Officially recognize the non-military government

Some parliamentarians did not obey the military order to ‘go home’, and remained in the capital of Naypyitaw. Three days after the military seized power they held a ceremony to swear themselves into the parliament, despite the military order to leave. They are now acting on their own as elected people’s representatives. 70 lawmakers from the ruling National League for Democracy (NLD) took parliamentary oaths of office at an improvised swearing-in ceremony on 4th February at the government housing, where lawmakers normally stay during parliamentary sessions. One elected representative stated that they were “convening of the Parliament”, saying the venue didn’t matter as long as there were lawmakers in attendance. “No one can take away the legitimacy of the MP status granted to us by the people. That’s why we took oaths as parliamentarians-for the people,” Other MPs who had obeyed military orders to leave were to take their oaths online.

All governments who care about democratic values should immediately state that they officially recognize the parliamentarians who were elected by the people, not the military government. They should ask any diplomatic staff of a Myanmar embassy in their country which group they will represent. If they say they represent the elected officials support them. If they say they represent the military regime, expel them. This is the sole way by which nations can withhold legitimacy from the military formed government.

Financial Pressure and sanctions

Telenor is a Norwegian telecoms company in which the Government of Norway is the major share holderª. It is one of 4 major telecoms providers in Myanmar (the other 3 are Myanmar Post and Telecommunications, a joint venture between the Vietnames and Myanmar Army, and Qatari based telecom company.

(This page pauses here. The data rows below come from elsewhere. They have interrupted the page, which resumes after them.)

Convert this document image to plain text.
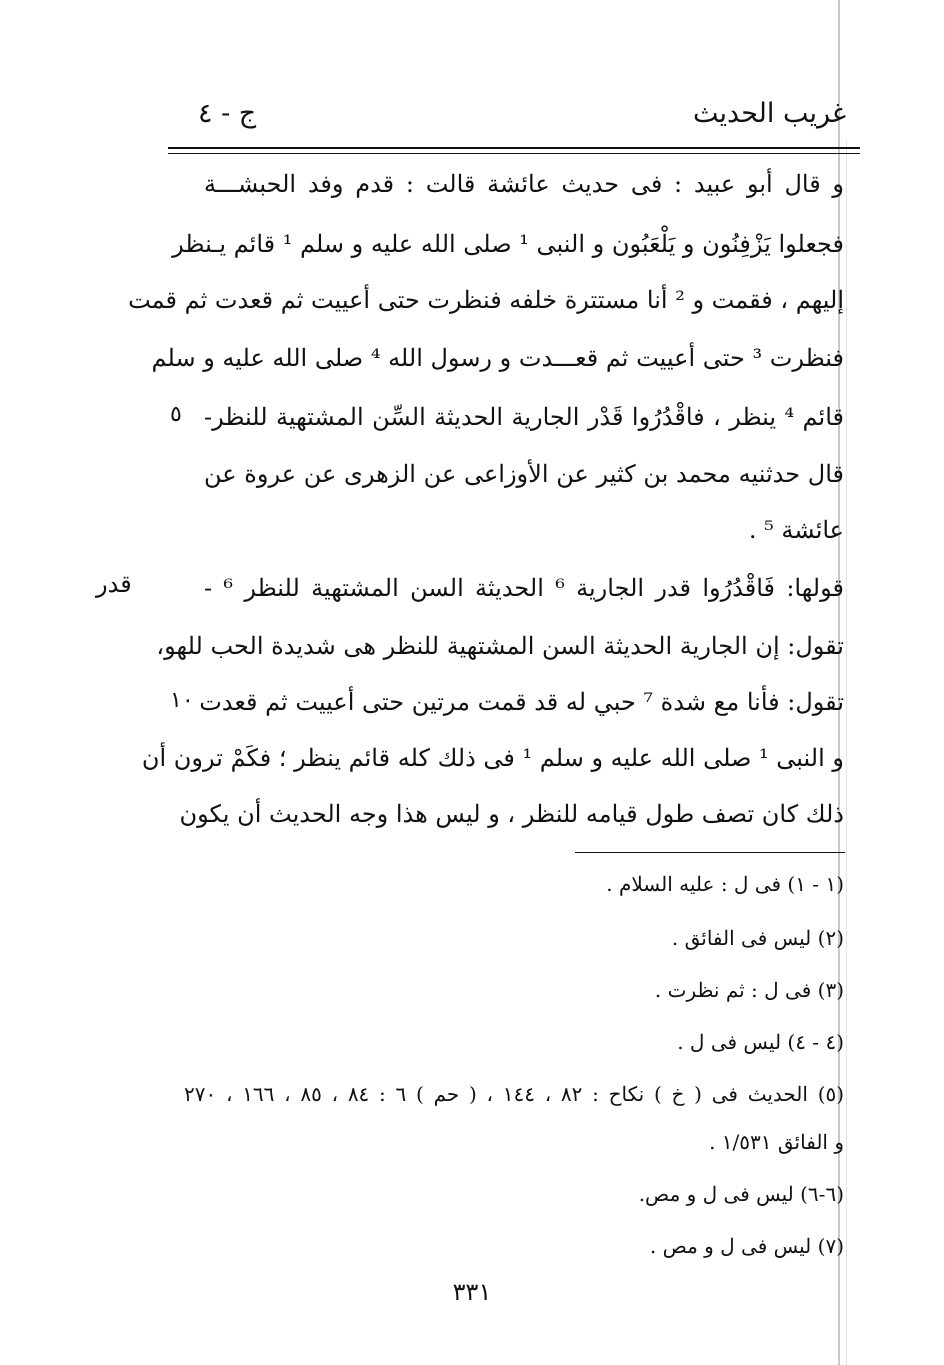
غريب الحديث
ج - ٤
و قال أبو عبيد : فى حديث عائشة قالت : قدم وفد الحبشـــة
فجعلوا يَزْفِنُون و يَلْعَبُون و النبى ¹ صلى الله عليه و سلم ¹ قائم يـنظر
إليهم ، فقمت و ² أنا مستترة خلفه فنظرت حتى أعييت ثم قعدت ثم قمت
فنظرت ³ حتى أعييت ثم قعـــدت و رسول الله ⁴ صلى الله عليه و سلم
قائم ⁴ ينظر ، فاقْدُرُوا قَدْر الجارية الحديثة السِّن المشتهية للنظر-
٥
قال حدثنيه محمد بن كثير عن الأوزاعى عن الزهرى عن عروة عن
عائشة ⁵ .
قولها: فَاقْدُرُوا قدر الجارية ⁶ الحديثة السن المشتهية للنظر ⁶ -
قدر
تقول: إن الجارية الحديثة السن المشتهية للنظر هى شديدة الحب للهو،
تقول: فأنا مع شدة ⁷ حبي له قد قمت مرتين حتى أعييت ثم قعدت
١٠
و النبى ¹ صلى الله عليه و سلم ¹ فى ذلك كله قائم ينظر ؛ فكَمْ ترون أن
ذلك كان تصف طول قيامه للنظر ، و ليس هذا وجه الحديث أن يكون
(١ - ١) فى ل : عليه السلام .
(٢) ليس فى الفائق .
(٣) فى ل : ثم نظرت .
(٤ - ٤) ليس فى ل .
(٥) الحديث فى ( خ ) نكاح : ٨٢ ، ١٤٤ ، ( حم ) ٦ : ٨٤ ، ٨٥ ، ١٦٦ ، ٢٧٠
و الفائق ١/٥٣١ .
(٦-٦) ليس فى ل و مص.
(٧) ليس فى ل و مص .
٣٣١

Telenor has blocked social media (Facebook, Twitter, Whatsapp, Instagram) on its mobile internet at the request of the Myanmar military. It notes on its website that this request is ‘legal under Myanmar law’, but states that it said to the authorities that the order contravenes international human rights law.

Telenor’s actions demonstrate that it is willing to accept that the military government is a legitimate by stating that its laws are legitimate. Telnor agreement to act against human rights norms legitimizes the military regime, despite a 5 February UN Security Council statement which urged “respect human rights, fundamental freedoms and the rule of law” in Myanmar.

Telenor is not the only company engaged with the military in Myanmar, but it is the one whose actions allow repression of dissent at this critical time, which the United Nations Security Council stated must be protected. The U.N. Independent International Fact-Finding Mission on Myanmar (FFM) identified at least 120 businesses involved in everything from construction to pharmaceuticals, manufacturing, insurance, tourism and banking being owned by two military owned business conglomerates, Myanmar Economic Holdings Limited (MEHL) and Myanmar Economic Corporation (MEC). The FFM called for imposition of an arms embargo, citing at least 14 foreign firms from seven nations that have supplied fighter jets, armored combat vehicles, warships, missiles and missile launchers to Myanmar since 2016.

Illegitimate laws must never be obeyed. The military regime has kept colonial laws, or written new ones with which it controls, oppresses or punishes the population. Like Burma’s former colonial rulers, it rules by law. There is no rule of law.

Without legitimacy, the military government will not be able to normalize its rule. This will undercut the main power of the military regime, as they need the international community to treat the situation as normal and themselves as legitimate. To stand in solidarity with the struggle in Myanmar, international citizens should persuade or pressure their governments to withhold that legitimacy.

ªCaisse de Depot et Placement du Quebec is Telenor’s third largest institutional investor.